Although the 20-year-old technology has long enjoyed strong adoption in Asia (especially China), 2020 could go down as the year that U.S. merchants and shoppers fully embrace those ubiquitous square squiggly merchant codes.
And CVS in August became the first major retailer to introduce PayPal QR code technology, which it plans to roll out in its 8,200 U.S. stand-alone stores. The retailer said the move will allow customers to complete in-person transactions using PayPal or Venmo account balances or linked bank accounts or payment cards without the need to touch a keypad or present a payment card.
Such moves seem likely to win over consumers in the COVID-19 era.
PYMNTS and PayPal’s recent How We Shop Report found that more than one-third of consumers who prefer paying with QR codes say they won’t complete a purchase if that option isn’t available to them. The report found that consumers who prefer shopping with QR codes are among the most loyal users of all.
Such brand loyalty and user growth aren’t going unnoticed by merchants, with more and more expanding their QR offerings. It’s a business-boosting change that looks likely to remain even after the pandemic subsides.
It’s Not Just Customers That Want Them
PYMNTS and American Express recently found in a joint Small And Medium-Sized Business Reopening Report that brick-and-mortar retailers are working hard to create contactless environments that are safe for both consumers and employees.
The report found that workers and customers have both become wary of exchanging cash and using physical cards to make purchases. Shoppers also want to get in and out of stores as quickly as possible to reduce the time they spend in close proximity to others, making speedy purchasing methods essential.
But just like shoppers, many store employees also worry about the risks of handling cash and credit cards. The combination has prompted some businesses to outright ditch physical payment instruments and require customers to pay via a credit card on file and to tip via peer-to-peer (P2P) payment apps. Still others have more proactively worked to satisfy consumers and employees by adding touchless payment options that include QR codes.
If You Try It, You’ll Like It
Prior to the pandemic, few consumers had experimented with contactless payments at all.
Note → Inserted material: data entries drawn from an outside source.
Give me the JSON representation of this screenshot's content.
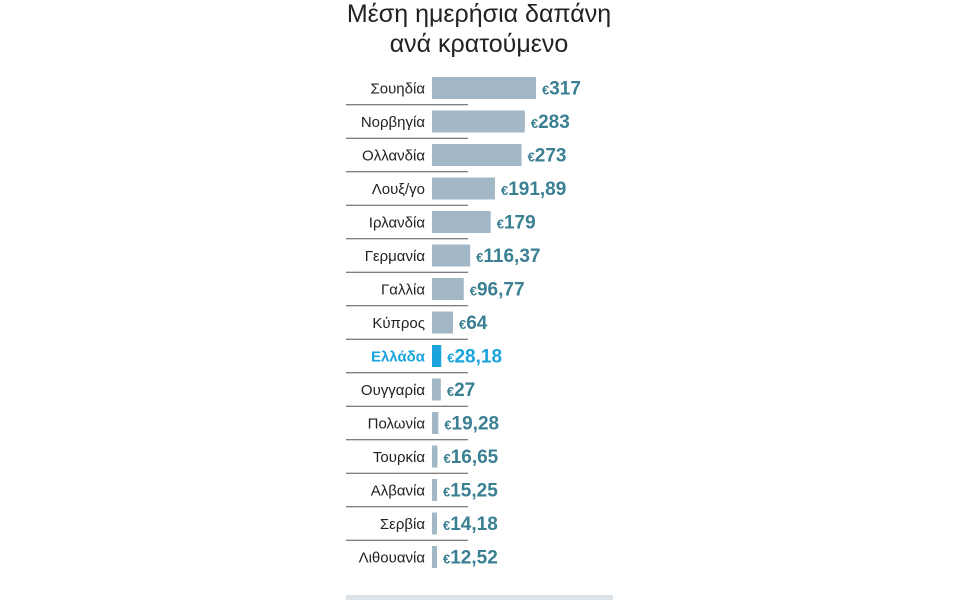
{
  "chart_data": {
    "type": "bar",
    "orientation": "horizontal",
    "title_lines": [
      "Μέση ημερήσια δαπάνη",
      "ανά κρατούμενο"
    ],
    "currency_symbol": "€",
    "categories": [
      "Σουηδία",
      "Νορβηγία",
      "Ολλανδία",
      "Λουξ/γο",
      "Ιρλανδία",
      "Γερμανία",
      "Γαλλία",
      "Κύπρος",
      "Ελλάδα",
      "Ουγγαρία",
      "Πολωνία",
      "Τουρκία",
      "Αλβανία",
      "Σερβία",
      "Λιθουανία"
    ],
    "values": [
      317,
      283,
      273,
      191.89,
      179,
      116.37,
      96.77,
      64,
      28.18,
      27,
      19.28,
      16.65,
      15.25,
      14.18,
      12.52
    ],
    "value_labels": [
      "317",
      "283",
      "273",
      "191,89",
      "179",
      "116,37",
      "96,77",
      "64",
      "28,18",
      "27",
      "19,28",
      "16,65",
      "15,25",
      "14,18",
      "12,52"
    ],
    "highlight_category": "Ελλάδα",
    "xlim": [
      0,
      317
    ],
    "grid": false,
    "legend": "none",
    "colors": {
      "bar": "#a3b8c6",
      "bar_highlight": "#1aa3dc",
      "value_text": "#3a7f92",
      "value_highlight": "#1aa3dc",
      "label_text": "#222222",
      "separator": "#555555",
      "footer_bar": "#dde3e7"
    }
  }
}
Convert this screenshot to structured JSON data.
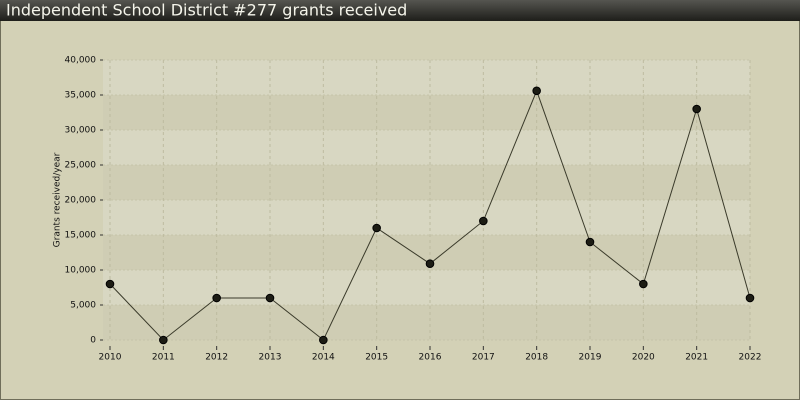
{
  "chart_data": {
    "type": "line",
    "title": "Independent School District #277 grants received",
    "y_label": "Grants received/year",
    "x": [
      2010,
      2011,
      2012,
      2013,
      2014,
      2015,
      2016,
      2017,
      2018,
      2019,
      2020,
      2021,
      2022
    ],
    "values": [
      8000,
      0,
      6000,
      6000,
      0,
      16000,
      10900,
      17000,
      35600,
      14000,
      8000,
      33000,
      6000
    ],
    "color": "#3a3a2a",
    "xlim": [
      2010,
      2022
    ],
    "xticks": [
      2010,
      2011,
      2012,
      2013,
      2014,
      2015,
      2016,
      2017,
      2018,
      2019,
      2020,
      2021,
      2022
    ],
    "ylim": [
      0,
      40000
    ],
    "yticks": [
      0,
      {
        "value": 5000,
        "label": "5,000"
      },
      {
        "value": 10000,
        "label": "10,000"
      },
      {
        "value": 15000,
        "label": "15,000"
      },
      {
        "value": 20000,
        "label": "20,000"
      },
      {
        "value": 25000,
        "label": "25,000"
      },
      {
        "value": 30000,
        "label": "30,000"
      },
      {
        "value": 35000,
        "label": "35,000"
      },
      {
        "value": 40000,
        "label": "40,000"
      }
    ],
    "grid": true
  }
}
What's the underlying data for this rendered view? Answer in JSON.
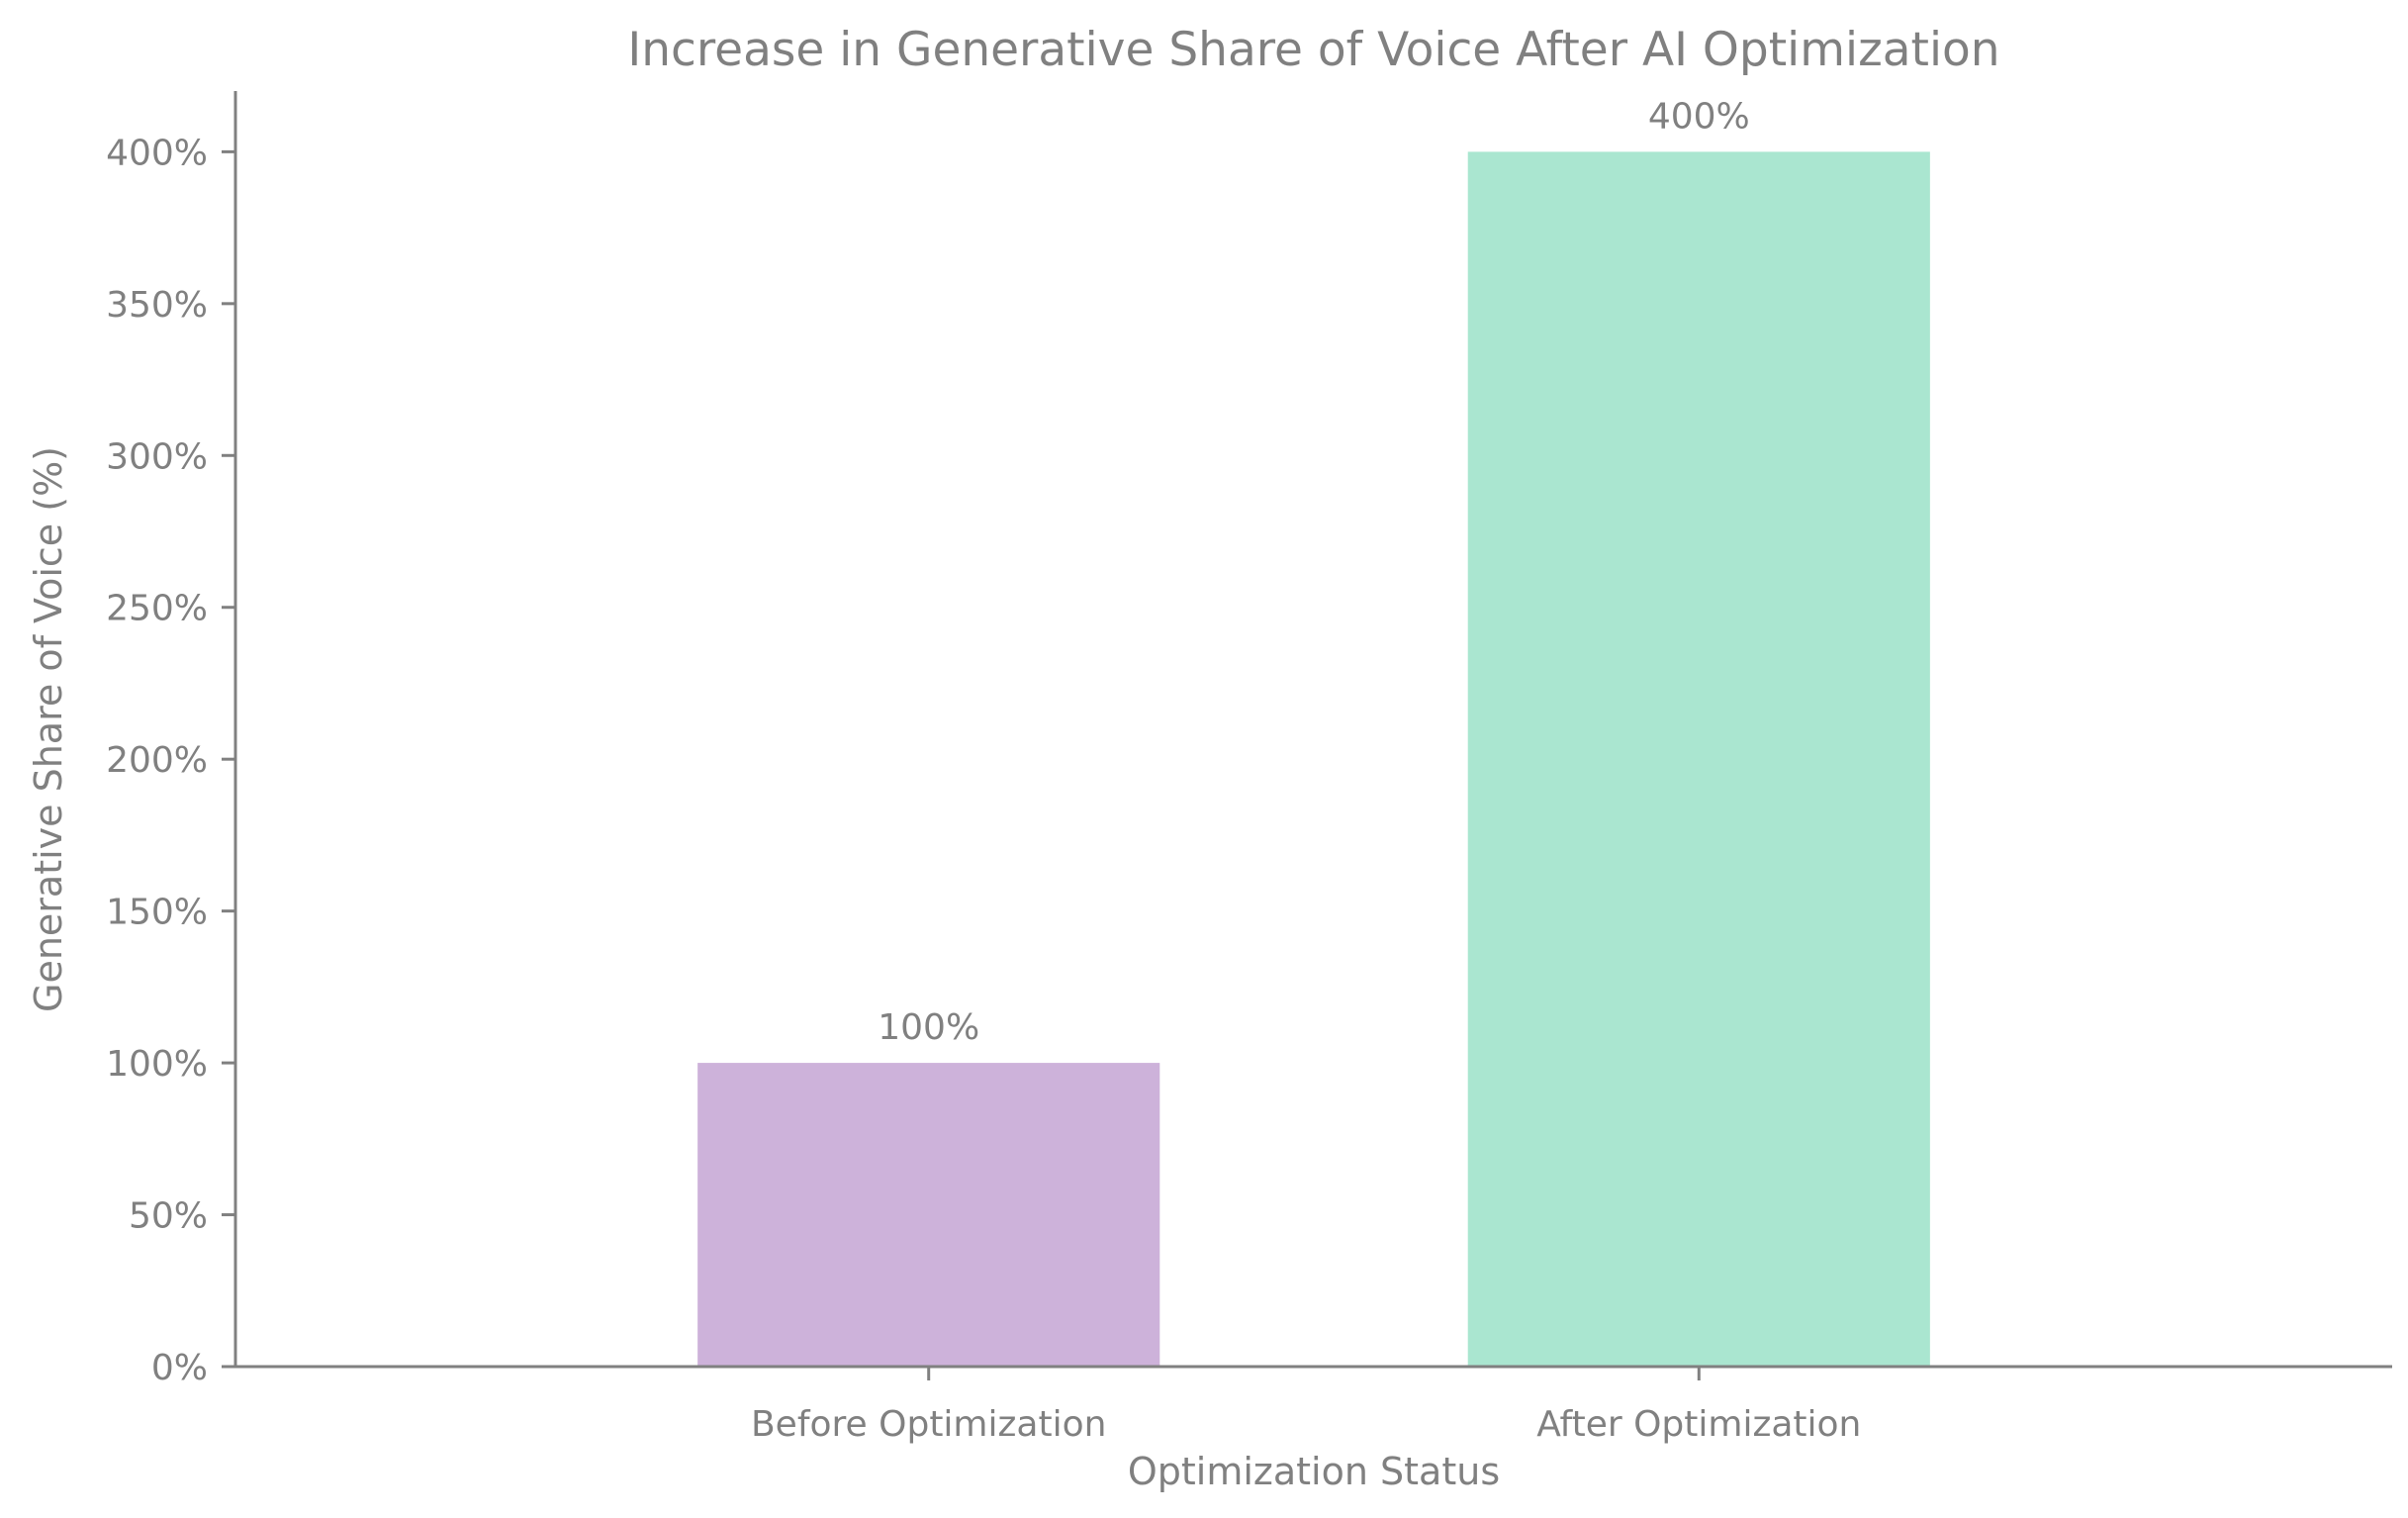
{
  "chart_data": {
    "type": "bar",
    "title": "Increase in Generative Share of Voice After AI Optimization",
    "xlabel": "Optimization Status",
    "ylabel": "Generative Share of Voice (%)",
    "categories": [
      "Before Optimization",
      "After Optimization"
    ],
    "values": [
      100,
      400
    ],
    "data_labels": [
      "100%",
      "400%"
    ],
    "colors": [
      "#cdb2da",
      "#aae6d0"
    ],
    "ylim": [
      0,
      420
    ],
    "yticks": [
      0,
      50,
      100,
      150,
      200,
      250,
      300,
      350,
      400
    ],
    "ytick_labels": [
      "0%",
      "50%",
      "100%",
      "150%",
      "200%",
      "250%",
      "300%",
      "350%",
      "400%"
    ],
    "grid": false,
    "legend": "none"
  }
}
But since the great spring shutdown, many people have begun making forays into using the QR codes.
For instance, the PYMNTS/AmEx study noted that 30 percent of Americans made their first mobile wallet and contactless purchases during the pandemic’s early stages. And that rose to more than 50 percent of U.S. consumers who were using touchless payments by July. About one-third of shoppers now say that contactless payment options are their go-to method for making purchases.
Some consumers have even begun to consider the lack of touchless purchasing options to be a deal breaker, while others will think twice before shopping with merchants that do not provide contactless payments, the report found.
Nurturing the QR Code
The payment processors are also playing a role in boosting usage of this contactless trend. For example, PayPal waived transaction fees for QR code sales in May when it introduced QR codes to 28 markets worldwide.
“We know that in the current environment, buying and selling goods in a health-conscious, safe and secure way is front of mind for many people around the world,” John Kunze, senior vice president of branded experiences at PayPal, said at the time.
Adding to contactless payments’ increased uptake is the reality that the longer the pandemic lingers on, the more people get comfortable with new routines. For those who might think it’s too late in the COVID-19 cycle to suddenly start making changes, research would suggest otherwise.
In mid-March, the average consumer believed the pandemic would only last about five months. However, nearly seven months later, the typical consumer believes it will be another 11 months before the pandemic ends, which would put us well into 2021 and bring the pandemic era to nearly 18 months. Experts say that by then, it’s less likely that consumers will revert back to their pre-pandemic lifestyles.
Therefore, merchants looking to succeed in the coming environment need to provide things like contactless payments. Adopting touchless payment options and creatively enhancing QR codes’ functionality looks like a win-win for customers, employees and merchants alike.